VIII. Related Amendments

Bill C-14 enacts related amendments to other statutes to ensure that recourse to medical assistance in dying does not affect pensions under the Pension Act or benefits under the Canadian Forces Members and Veterans Re-establishment and Compensation Act. It also amends the Corrections and Conditional Release Act to ensure that no investigation need be conducted under section 19 of that Act as a result of a person dying with medical assistance.

IX. Parliamentary Review

The Bill includes a mandatory legislative review to take place five years after its coming into force. The medical assistance in dying legislation will be referred to a designated parliamentary committee of the House of Commons, the Senate or both Houses of Parliament. The committee will be mandated to review all provisions of Bill C-14, as well as the state of palliative care in Canada, and submit a report to Parliament including a statement setting out any changes to the provisions that the committee recommends. It could also consider any reports that would be published under the monitoring regime.

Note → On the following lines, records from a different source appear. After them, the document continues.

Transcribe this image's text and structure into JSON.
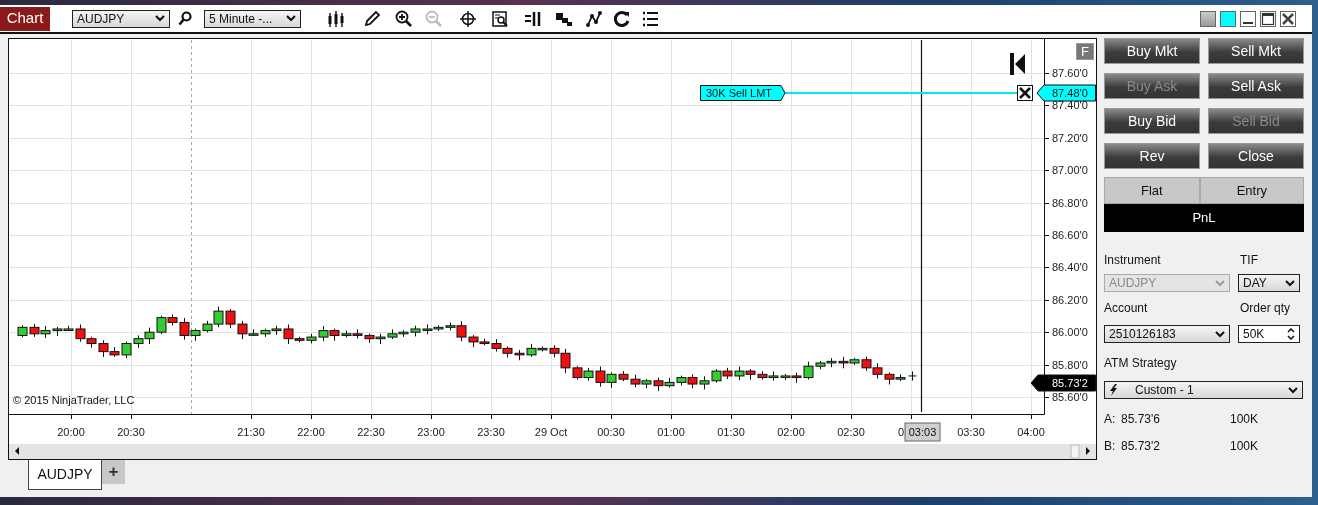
{
  "toolbar": {
    "title": "Chart",
    "instrument": "AUDJPY",
    "interval": "5 Minute -...",
    "tools": [
      {
        "kind": "bars",
        "disabled": false
      },
      {
        "kind": "pencil",
        "disabled": false
      },
      {
        "kind": "zoom-in",
        "disabled": false
      },
      {
        "kind": "zoom-out",
        "disabled": true
      },
      {
        "kind": "crosshair",
        "disabled": false
      },
      {
        "kind": "data-box",
        "disabled": false
      },
      {
        "kind": "bar-spacing",
        "disabled": false
      },
      {
        "kind": "squares",
        "disabled": false
      },
      {
        "kind": "nodes",
        "disabled": false
      },
      {
        "kind": "refresh",
        "disabled": false
      },
      {
        "kind": "list",
        "disabled": false
      }
    ]
  },
  "chart": {
    "price_labels": [
      "87.60'0",
      "87.40'0",
      "87.20'0",
      "87.00'0",
      "86.80'0",
      "86.60'0",
      "86.40'0",
      "86.20'0",
      "86.00'0",
      "85.80'0",
      "85.60'0"
    ],
    "time_labels": [
      "20:00",
      "20:30",
      "21:30",
      "22:00",
      "22:30",
      "23:00",
      "23:30",
      "29 Oct",
      "00:30",
      "01:00",
      "01:30",
      "02:00",
      "02:30",
      "0",
      "03:30",
      "04:00"
    ],
    "cursor_time": "03:03",
    "price_markers": [
      {
        "kind": "order",
        "text": "87.48'0"
      },
      {
        "kind": "last",
        "text": "85.73'2"
      }
    ],
    "order_tag": "30K  Sell LMT",
    "flat_button": "F",
    "copyright": "© 2015 NinjaTrader, LLC"
  },
  "order_buttons": [
    {
      "label": "Buy Mkt",
      "disabled": false
    },
    {
      "label": "Sell Mkt",
      "disabled": false
    },
    {
      "label": "Buy Ask",
      "disabled": true
    },
    {
      "label": "Sell Ask",
      "disabled": false
    },
    {
      "label": "Buy Bid",
      "disabled": false
    },
    {
      "label": "Sell Bid",
      "disabled": true
    },
    {
      "label": "Rev",
      "disabled": false
    },
    {
      "label": "Close",
      "disabled": false
    }
  ],
  "position": {
    "columns": [
      "Flat",
      "Entry"
    ],
    "pnl": "PnL"
  },
  "fields": {
    "instrument": {
      "label": "Instrument",
      "value": "AUDJPY",
      "disabled": true
    },
    "tif": {
      "label": "TIF",
      "value": "DAY"
    },
    "account": {
      "label": "Account",
      "value": "2510126183"
    },
    "quantity": {
      "label": "Order qty",
      "value": "50K"
    },
    "atm": {
      "label": "ATM Strategy",
      "value": "Custom - 1"
    }
  },
  "quotes": [
    {
      "side": "A:",
      "price": "85.73'6",
      "size": "100K"
    },
    {
      "side": "B:",
      "price": "85.73'2",
      "size": "100K"
    }
  ],
  "tabs": [
    {
      "label": "AUDJPY",
      "selected": true
    }
  ],
  "add_tab": "+"
}
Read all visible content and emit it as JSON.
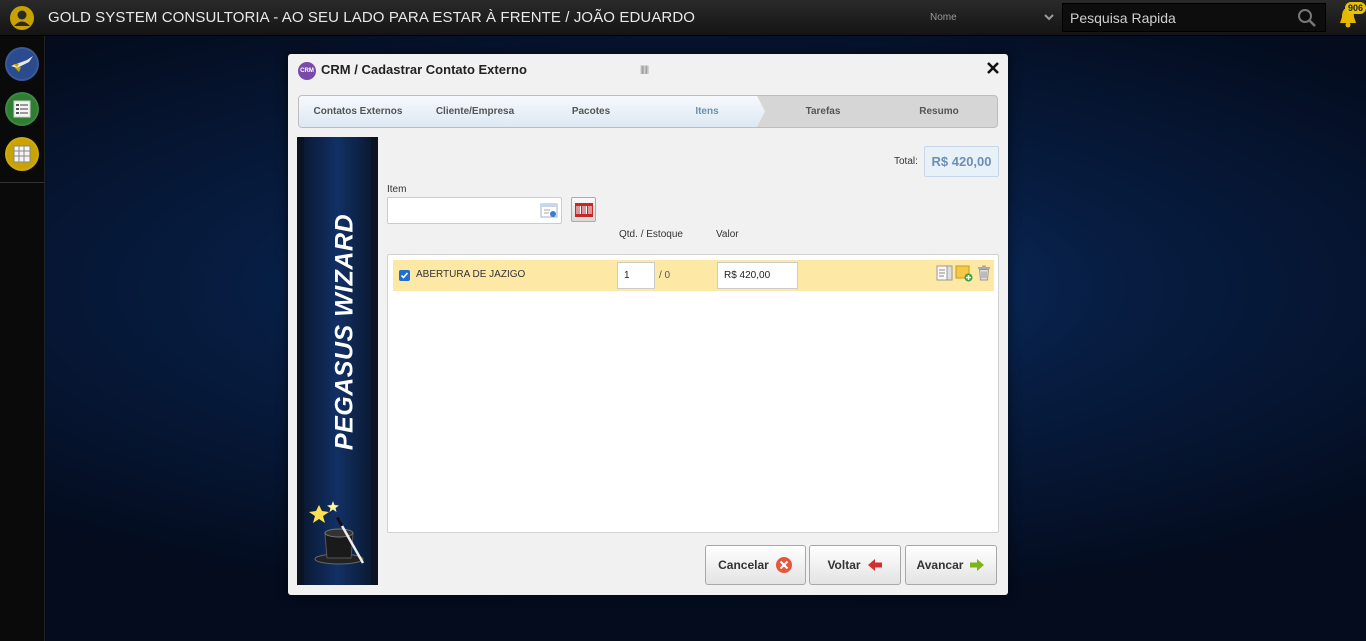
{
  "header": {
    "title": "GOLD SYSTEM CONSULTORIA - AO SEU LADO PARA ESTAR À FRENTE / JOÃO EDUARDO",
    "search_type": "Nome",
    "search_placeholder": "Pesquisa Rapida",
    "notifications_count": "906"
  },
  "sidebar": {
    "items": [
      {
        "icon": "launch-icon",
        "color": "#2b4b8f"
      },
      {
        "icon": "list-icon",
        "color": "#2e7d32"
      },
      {
        "icon": "grid-icon",
        "color": "#c9a300"
      }
    ]
  },
  "dialog": {
    "module": "CRM",
    "separator": "/",
    "title": "Cadastrar Contato Externo",
    "grip": "||||||",
    "steps": [
      {
        "label": "Contatos Externos",
        "done": true
      },
      {
        "label": "Cliente/Empresa",
        "done": true
      },
      {
        "label": "Pacotes",
        "done": true
      },
      {
        "label": "Itens",
        "done": true,
        "active": true
      },
      {
        "label": "Tarefas",
        "done": false
      },
      {
        "label": "Resumo",
        "done": false
      }
    ],
    "wizard_banner": "PEGASUS WIZARD",
    "total_label": "Total:",
    "total_value": "R$ 420,00",
    "item_label": "Item",
    "item_value": "",
    "columns": {
      "qty": "Qtd.",
      "separator": "/",
      "stock": "Estoque",
      "value": "Valor"
    },
    "items": [
      {
        "checked": true,
        "name": "ABERTURA DE JAZIGO",
        "qty": "1",
        "stock": "/ 0",
        "value": "R$ 420,00"
      }
    ],
    "buttons": {
      "cancel": "Cancelar",
      "back": "Voltar",
      "next": "Avancar"
    }
  }
}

The parliamentary review could assess whether the new regime is meeting its legislatives objectives, how medical assistance in dying is being implemented across Canada, and identify areas of potential changes and improvements, if necessary.

X. Areas for Further Study

Clause 9.1 was added to Bill C-14 in order to create a statutory obligation on the Ministers of Justice and Health to initiate, no later than 180 days after the day on which this Act receives royal assent, one or more independent reviews of issues relating to requests by mature minors for medical assistance in dying, to advance requests and to requests where mental illness is the sole underlying medical condition (amendment from the House of Commons Standing Committee on Justice and Human Rights). The Ministers of Justice and Health must report back to Parliament on these independent studies no later than 2 years after the reviews are initiated (amendment from the Senate).